– Очень любопытные рассуждения, однако-с … И что же вы предлагаете? Подобно Сперанскому и иже с ним сделать из Россию вторую Англию?
– Вовсе нет. Зачем бездумно копировать чужой опыт. У нас не та география, не тот климат и народный менталитет. Я просто говорю о том, что мы должны ломать те традиции и устои, что мешают общественно-экономическому развитию. Ведь вы, я думаю, понимаете, что вернуть времена Народного вече не реально.
– Да, конечно, но это как символ …
– Понимаю, сделать общество свободным, отменить крепостное право – это первейшая и архиважная задача! И если уж выше речь зашла о перенятии чужого опыта, то, я думаю нам стоит повнимательней присмотреться к САСШ, особенно к штатам Новой Англии. Но, повторю, бездумно копировать американский опыт ни в коем случае нельзя. Приспосабливать под российскую действительность – да, нужно пробовать и прежде всего, учиться по-американски вести бизнес, развивать промышленность и сельское хозяйство. При сохранении нынешних патриархальных нравов, щедро сдобренный самодержавной деспотией, боюсь, что нас в дальнейшем ждёт весьма печальная и не завидная судьба.
– Интересно … Слушая вас, я понимаю, что вы ратует за промышленное развитие.

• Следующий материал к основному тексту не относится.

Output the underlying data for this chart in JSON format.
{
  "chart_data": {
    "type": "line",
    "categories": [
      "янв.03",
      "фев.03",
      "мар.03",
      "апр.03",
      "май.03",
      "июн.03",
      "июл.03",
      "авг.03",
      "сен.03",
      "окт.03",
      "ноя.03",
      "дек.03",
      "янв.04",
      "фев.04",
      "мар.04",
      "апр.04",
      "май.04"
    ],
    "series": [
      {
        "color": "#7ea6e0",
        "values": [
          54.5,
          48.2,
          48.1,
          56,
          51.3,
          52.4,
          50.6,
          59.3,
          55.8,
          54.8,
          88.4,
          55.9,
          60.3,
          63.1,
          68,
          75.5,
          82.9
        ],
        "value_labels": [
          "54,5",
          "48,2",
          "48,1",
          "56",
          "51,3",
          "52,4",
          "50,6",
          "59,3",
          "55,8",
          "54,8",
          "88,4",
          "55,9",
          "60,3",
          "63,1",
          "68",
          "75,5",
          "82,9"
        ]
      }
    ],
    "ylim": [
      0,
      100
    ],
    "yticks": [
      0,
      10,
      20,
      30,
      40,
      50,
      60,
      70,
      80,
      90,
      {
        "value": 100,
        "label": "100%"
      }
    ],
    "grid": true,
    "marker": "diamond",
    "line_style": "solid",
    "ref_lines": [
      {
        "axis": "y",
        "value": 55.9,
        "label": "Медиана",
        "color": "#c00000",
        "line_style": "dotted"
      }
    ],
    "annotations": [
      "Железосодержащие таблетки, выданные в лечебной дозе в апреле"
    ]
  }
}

А как же быть с нашим многовековым крестьянским укладом? Что делать с землепашцами?
– Много полезного как для страны в целом, так и для них, в частности, можно и нужно с ними делать …

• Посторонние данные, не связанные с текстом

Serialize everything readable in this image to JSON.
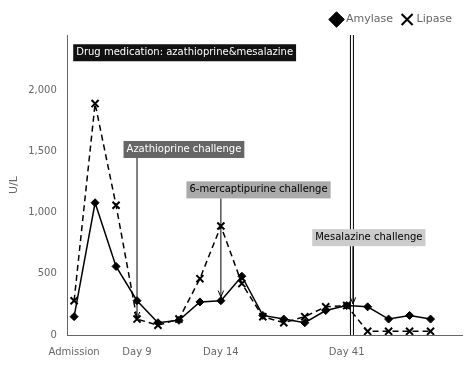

Ещё около часа мы с Рылеевым обсуждали извечный в России крестьянский вопрос. Будущее, что вполне естественно, я видел за крупными агрохолдингами, фермерами и хозяйствами с коллективной собственностью. Как мне показалось, Рылеев если не всеми, то, по крайней мере, некоторыми моими идеями проникся.
Ближе к вечеру к нам присоединился драгунский штабс-капитан, по совместительству поэт, писатель Александр Бестужев. Вместе с Рылеевым они издавали альманах «Полярная звезда».

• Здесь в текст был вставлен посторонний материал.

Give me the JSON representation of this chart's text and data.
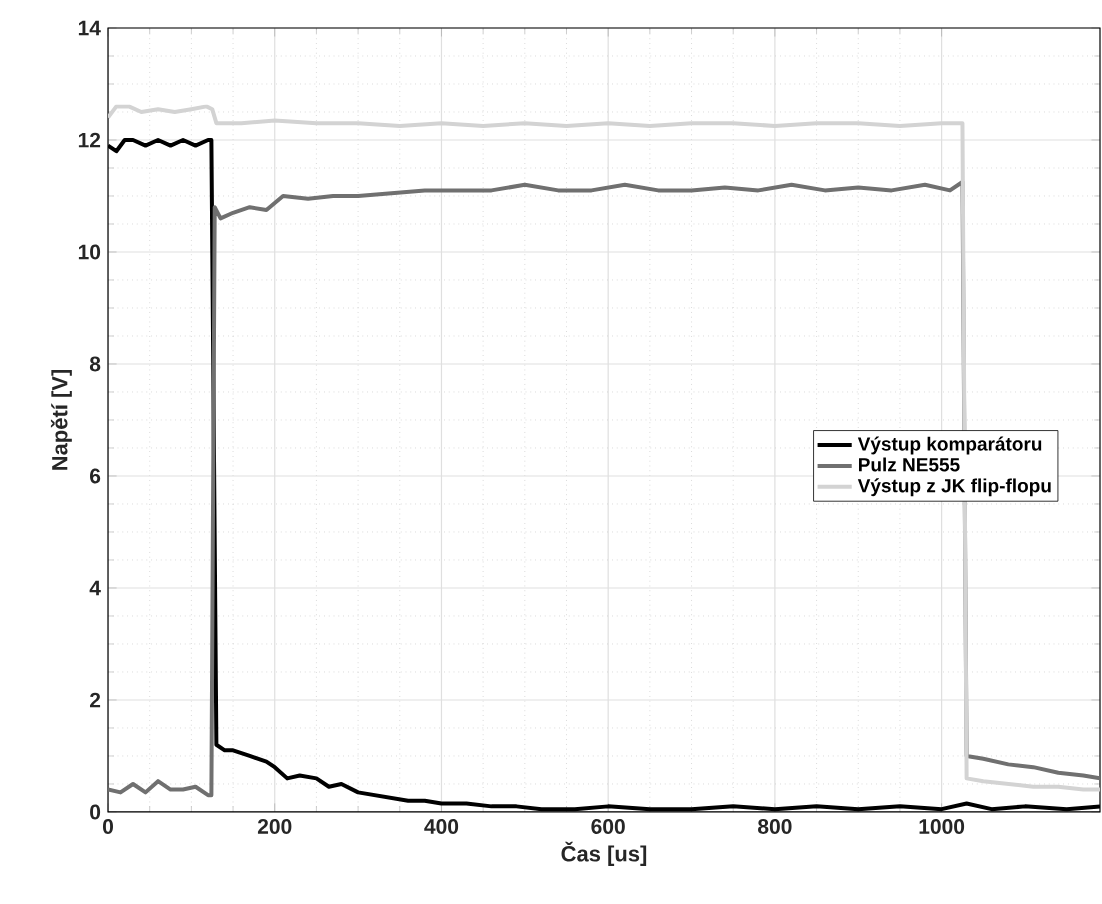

После высказанных вслух восторгов преклонения перед «моим» литературным творчеством Бестужев хоть и состоял в Северном обществе, сходу свернул все разговоры о политике, перейдя к любимой своей теме.
Разговоры о поэзии, в коей я мало что понимал, были прерваны заявившейся группой литературафилов, как-то прознавших о моём присутствии на квартире Рылеева. Это были конногвардейский корнет князь Одоевский и гостивший в Питере судья Московского надворного суда Пущин И.И., благодаря которому Рылеев и был введен в общество. Судейской деятельностью Иван Иванович занялся относительно недавно, с прошлого года, когда у него произошло столкновение с великим князем Михаилом Павловичем. При выходе из дворца великий князь резко отчитал Пущина за то, что у того «не по форме был повязан темляк на сабле». Пущин тотчас подает в отставку и демонстративно хочет занять должность квартального надзирателя, «желая показать, что в службе государству нет обязанности, которую можно было бы считать унизительной». Родные возмущены, сестра на коленях умоляет брата не делать глупостей. Пущин несколько уступает и переходит на должность, тоже немыслимую для лицеиста, гвардейского офицера и сына сенатора, но несколько более «солидную» – сначала в Петербургскую палату уголовного суда, где в то время служил и другой отставной офицер, Кондратий Рылеев, а с весны же 1824-го Пущин – московский надворный судья.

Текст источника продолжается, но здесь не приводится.